Measuring loyalty performance
Success in loyalty is about driving incremental improvements in customer spend, visits, and engagement. You have heard me talk a lot about driving customer lifetime value, but LTV can be difficult to measure. What’s more, customer lifetime value is a lagging indicator of the impact of your program and, for most moderately sized restaurants without tons of loyalty data, has “statistical relevance so wide you could drive a truck through the error bars,” as our Chief Product Officer, Aaron Newton joked when we were discussing the topic.

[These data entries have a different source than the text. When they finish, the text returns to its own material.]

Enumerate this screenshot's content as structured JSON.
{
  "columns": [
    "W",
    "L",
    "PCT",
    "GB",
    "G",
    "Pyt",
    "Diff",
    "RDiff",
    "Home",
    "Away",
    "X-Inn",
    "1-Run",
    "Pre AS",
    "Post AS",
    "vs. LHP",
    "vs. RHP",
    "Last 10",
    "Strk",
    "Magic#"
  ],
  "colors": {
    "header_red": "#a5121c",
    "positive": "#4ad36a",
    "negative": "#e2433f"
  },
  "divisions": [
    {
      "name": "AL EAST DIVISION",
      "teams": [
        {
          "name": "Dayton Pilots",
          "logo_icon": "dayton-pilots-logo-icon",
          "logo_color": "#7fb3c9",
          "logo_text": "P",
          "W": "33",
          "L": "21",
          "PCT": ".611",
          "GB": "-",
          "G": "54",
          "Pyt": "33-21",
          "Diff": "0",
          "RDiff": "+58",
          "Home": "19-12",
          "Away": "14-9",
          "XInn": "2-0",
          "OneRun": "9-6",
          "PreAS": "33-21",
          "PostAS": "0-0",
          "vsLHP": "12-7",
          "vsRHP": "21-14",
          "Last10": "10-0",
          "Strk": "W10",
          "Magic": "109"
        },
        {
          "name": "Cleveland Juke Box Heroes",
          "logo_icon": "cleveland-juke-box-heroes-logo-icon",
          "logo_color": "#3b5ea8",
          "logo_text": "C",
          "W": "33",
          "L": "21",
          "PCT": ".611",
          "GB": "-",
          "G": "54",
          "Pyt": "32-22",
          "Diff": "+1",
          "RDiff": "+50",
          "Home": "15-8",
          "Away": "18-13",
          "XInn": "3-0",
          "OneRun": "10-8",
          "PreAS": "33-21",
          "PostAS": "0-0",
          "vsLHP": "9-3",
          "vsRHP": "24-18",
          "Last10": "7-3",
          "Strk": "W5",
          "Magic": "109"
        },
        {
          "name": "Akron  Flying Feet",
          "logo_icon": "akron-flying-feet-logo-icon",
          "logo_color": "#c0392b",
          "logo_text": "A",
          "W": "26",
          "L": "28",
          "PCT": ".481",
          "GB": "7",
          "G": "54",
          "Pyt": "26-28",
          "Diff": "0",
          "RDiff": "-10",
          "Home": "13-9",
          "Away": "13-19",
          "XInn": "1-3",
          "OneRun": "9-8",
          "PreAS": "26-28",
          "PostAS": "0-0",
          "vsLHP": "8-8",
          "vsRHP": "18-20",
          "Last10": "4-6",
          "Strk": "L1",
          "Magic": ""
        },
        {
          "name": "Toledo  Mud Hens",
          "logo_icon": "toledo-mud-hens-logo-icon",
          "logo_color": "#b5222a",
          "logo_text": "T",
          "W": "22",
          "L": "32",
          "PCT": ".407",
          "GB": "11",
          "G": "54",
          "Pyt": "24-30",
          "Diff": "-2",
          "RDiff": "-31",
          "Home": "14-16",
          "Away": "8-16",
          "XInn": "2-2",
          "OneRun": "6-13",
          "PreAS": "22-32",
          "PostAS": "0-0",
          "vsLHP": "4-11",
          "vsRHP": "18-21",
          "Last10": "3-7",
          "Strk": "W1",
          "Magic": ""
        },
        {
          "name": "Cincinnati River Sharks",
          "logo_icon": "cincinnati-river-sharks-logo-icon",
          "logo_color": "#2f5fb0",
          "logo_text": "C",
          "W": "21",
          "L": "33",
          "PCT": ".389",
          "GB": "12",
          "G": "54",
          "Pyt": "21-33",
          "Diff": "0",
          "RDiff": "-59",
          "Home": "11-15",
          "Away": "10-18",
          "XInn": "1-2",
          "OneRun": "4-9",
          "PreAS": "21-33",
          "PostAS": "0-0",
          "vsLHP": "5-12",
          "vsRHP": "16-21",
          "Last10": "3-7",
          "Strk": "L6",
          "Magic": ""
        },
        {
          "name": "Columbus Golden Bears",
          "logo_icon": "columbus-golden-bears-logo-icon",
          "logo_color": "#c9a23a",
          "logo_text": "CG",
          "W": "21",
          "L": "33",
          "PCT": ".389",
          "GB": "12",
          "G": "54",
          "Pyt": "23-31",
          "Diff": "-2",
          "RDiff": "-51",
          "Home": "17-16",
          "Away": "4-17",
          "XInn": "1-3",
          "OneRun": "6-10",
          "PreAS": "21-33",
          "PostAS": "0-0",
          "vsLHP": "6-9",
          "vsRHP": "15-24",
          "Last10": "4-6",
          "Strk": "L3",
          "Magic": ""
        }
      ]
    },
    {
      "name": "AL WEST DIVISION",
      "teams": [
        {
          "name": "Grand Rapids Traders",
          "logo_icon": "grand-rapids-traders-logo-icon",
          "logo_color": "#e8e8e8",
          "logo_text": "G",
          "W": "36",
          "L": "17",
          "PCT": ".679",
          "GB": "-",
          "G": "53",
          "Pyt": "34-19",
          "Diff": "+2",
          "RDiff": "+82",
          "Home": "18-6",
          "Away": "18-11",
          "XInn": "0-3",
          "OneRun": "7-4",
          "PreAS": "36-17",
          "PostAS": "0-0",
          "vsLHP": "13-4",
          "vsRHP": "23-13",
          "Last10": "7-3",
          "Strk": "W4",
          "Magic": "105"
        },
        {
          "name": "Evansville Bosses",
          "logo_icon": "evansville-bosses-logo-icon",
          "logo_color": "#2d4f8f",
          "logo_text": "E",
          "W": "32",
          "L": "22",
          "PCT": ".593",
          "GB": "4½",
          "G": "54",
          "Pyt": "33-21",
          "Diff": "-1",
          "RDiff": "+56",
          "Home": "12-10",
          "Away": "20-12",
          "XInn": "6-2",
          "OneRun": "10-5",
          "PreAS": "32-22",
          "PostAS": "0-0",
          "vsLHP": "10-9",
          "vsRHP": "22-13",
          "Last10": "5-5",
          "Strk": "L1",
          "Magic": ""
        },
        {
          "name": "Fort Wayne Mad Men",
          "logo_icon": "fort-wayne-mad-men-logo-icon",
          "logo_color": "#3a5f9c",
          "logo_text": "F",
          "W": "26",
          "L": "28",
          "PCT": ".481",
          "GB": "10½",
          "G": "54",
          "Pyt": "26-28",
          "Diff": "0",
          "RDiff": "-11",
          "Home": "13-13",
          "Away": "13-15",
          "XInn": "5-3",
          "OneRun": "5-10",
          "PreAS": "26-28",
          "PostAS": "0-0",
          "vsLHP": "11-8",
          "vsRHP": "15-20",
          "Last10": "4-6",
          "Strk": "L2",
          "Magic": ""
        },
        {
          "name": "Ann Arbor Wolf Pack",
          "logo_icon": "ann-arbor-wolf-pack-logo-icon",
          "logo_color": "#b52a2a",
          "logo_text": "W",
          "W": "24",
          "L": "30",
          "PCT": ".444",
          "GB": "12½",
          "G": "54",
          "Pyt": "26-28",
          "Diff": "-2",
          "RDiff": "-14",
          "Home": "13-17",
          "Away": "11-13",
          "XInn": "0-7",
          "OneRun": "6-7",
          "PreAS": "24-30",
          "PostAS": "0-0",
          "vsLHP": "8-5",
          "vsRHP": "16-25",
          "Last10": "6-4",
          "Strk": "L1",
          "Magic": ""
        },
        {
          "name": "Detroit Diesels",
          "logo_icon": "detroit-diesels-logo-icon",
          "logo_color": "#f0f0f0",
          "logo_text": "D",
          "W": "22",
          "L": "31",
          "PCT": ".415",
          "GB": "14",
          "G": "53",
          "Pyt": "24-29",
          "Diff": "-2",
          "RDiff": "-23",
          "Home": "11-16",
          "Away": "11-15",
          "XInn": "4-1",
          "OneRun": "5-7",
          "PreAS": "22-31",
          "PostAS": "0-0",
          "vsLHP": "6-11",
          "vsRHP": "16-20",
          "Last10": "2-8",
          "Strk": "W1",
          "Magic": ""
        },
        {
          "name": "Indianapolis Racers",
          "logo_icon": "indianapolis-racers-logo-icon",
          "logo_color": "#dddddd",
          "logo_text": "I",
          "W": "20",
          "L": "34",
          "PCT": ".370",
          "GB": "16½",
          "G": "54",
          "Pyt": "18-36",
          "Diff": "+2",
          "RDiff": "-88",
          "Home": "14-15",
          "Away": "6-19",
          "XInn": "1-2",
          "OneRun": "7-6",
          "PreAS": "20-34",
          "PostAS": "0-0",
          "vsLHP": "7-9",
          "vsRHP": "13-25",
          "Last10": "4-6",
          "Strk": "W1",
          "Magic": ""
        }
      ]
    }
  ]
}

The good news is that there is another metric that’s much easier to measure: Average Revenue per Customer. I love this metric because it’s so easy to calculate and it shows the impact of marketing activities almost immediately.
The formula is simple:
Average Revenue per Customer = Total Revenue / # of Customers
In other words, how much revenue, on average, does a single customer generate during a specific period of time. I’d suggest identifying standard periods of measurement, for example, 7 days, 14 days, 30 days, 60 days, 180 days, and all time. The actual periods don’t matter. The consistency does.
This approach has a few benefits:
- By defining static periods, you can easily see improvements over time and plot those on a graph to see how you are trending.
- This metric can be calculated almost immediately after launching a new loyalty program and shows incremental improvements (or declines) right away.
- You can see how marketing activities drive spending and when you find initiatives that work, you can automate them to maintain that high performance.
It’s important to note that, when calculating this metric, you must exclude those customers who were acquired during the time period being measured.